Receipt of chemotherapy was associated with BSA, BMI and gender. The BMI and BSA were assessed to evaluate the nutritional status of the patients with CRC [23], [24], [25]. Male patients and those who had higher BSA and BMI tended to have positive attitude to chemotherapy (P<0.005). In practice, drug dose is calculated according to BSA of cases partly because BSA is relevant to body physical function (like cardiac output, liver and kidney blood flow and glomerular filtration rate) [26], [28]. A retrospective study (assessed 300 cases and 9 kinds of drug including 5-FU) concluded that BSA was not significantly related to drug clearance rate [27].Our data analysis showed that patients with low BSA recovered slowly, had poor tolerance and were more likely to have dose modifications (8 cases, median BSA: 1.43)or cessation of chemotherapy (9 cases, median BSA:1.45). Should patients with low BSA start at normal dose or reduced dose at the beginning of chemotherapy? Conversely, if a patient has no side effect of chemotherapy, should a dose-increase be considered? A new exciting discipline-therapeutic drug monitoring (TDM) is developing. The drug dose in blood can be tested during the process of chemotherapy. This method may prove to be more effective for dose individualization [29].

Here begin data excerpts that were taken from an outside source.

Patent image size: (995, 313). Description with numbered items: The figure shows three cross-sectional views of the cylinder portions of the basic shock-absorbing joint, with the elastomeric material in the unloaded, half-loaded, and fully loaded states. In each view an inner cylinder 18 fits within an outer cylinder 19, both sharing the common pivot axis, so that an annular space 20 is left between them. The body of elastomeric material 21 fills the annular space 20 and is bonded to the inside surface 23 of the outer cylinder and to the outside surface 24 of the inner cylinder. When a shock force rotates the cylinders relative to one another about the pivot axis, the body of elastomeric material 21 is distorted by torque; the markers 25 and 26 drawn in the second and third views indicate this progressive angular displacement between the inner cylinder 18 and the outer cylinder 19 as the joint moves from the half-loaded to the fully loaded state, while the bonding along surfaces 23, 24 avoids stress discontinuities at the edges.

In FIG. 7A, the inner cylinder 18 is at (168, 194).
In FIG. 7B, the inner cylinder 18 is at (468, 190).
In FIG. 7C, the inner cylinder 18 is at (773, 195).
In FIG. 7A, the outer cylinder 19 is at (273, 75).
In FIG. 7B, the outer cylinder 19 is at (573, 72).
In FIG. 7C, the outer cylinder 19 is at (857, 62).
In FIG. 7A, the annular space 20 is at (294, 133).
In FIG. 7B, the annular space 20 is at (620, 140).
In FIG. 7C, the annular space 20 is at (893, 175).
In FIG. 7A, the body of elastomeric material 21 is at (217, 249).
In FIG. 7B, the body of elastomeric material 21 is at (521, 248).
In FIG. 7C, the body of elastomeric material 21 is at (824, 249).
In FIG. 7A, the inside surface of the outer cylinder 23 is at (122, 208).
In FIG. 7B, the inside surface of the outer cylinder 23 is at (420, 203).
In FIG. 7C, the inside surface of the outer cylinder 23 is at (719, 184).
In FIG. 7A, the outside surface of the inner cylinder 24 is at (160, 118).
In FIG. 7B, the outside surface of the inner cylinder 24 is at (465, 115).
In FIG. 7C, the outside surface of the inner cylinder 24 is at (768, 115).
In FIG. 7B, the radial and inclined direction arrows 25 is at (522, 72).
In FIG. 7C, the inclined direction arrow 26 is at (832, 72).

Several clinical trials have confirmed a survival benefit of chemotherapy for elderly patients with CRC, however metabolic differences are recognized between older and younger patients and it remains unclear whether older patients should use the same regimen of chemotherapy as their younger counterparts [30], [31], [32]. Out of the 226 cases in our series who received chemotherapy, 90 cases (39.8%) used oral drug (like 5-FU, XELODA), 45 cases (19.9%) received FOLFOX regimen, 19cases (8.4%) received5-FU/CF regimen, 67 cases (29.6%) used XELOX regimen, 5 cases (2.2%) used FOLFIRI regimen.8 cases reduced drug dose because of side-effects (3 cases FOLFOX, 5 cases XELOX), 9 cases withdrew (4 cases FOLFOX, 2 case XELOX, 1 case FOLFIRI). Other studies also demonstrate a preference for oral agents among the elderly [33], [34], [35], [36], [37], [38], [39].
There are still many other effectors and application of effective strategies required to improve the current situation such as strengthening the publicity of scientific health information and conducting routine follow-up (10% cases used TCM). The ward can also set up special chemotherapy area and simplify the admitting process. For those patients who live in remote areas, oncologists can recommend the chemotherapy regimen and guide them to receive the treatment at medical institutions closer to home (2.5% cases reported the admitting process too complex). Oncologists should also remain committed to informing patients of their true diagnosis (3.1% did not have information of their real disease). When recommending chemotherapy, consideration should be given according to the patients’ physical condition and economic status and unnecessary treatment should be avoided (8.1% cases refused because of economic difficulties). Finally, providing morale support and mobilizing all capable social support is important for better treatment and quality of life for elderly patients with CRC (11.9% cases rejected duo to expense of chemotherapy or lack of family support).
Conclusion
The compliance rate of postoperative chemotherapy for elderly patients was low and influenced by variable subjective and objective factors which require interventions from doctors, family members and society in order to improve this situation.
Funding Statement
No current external funding sources for this study.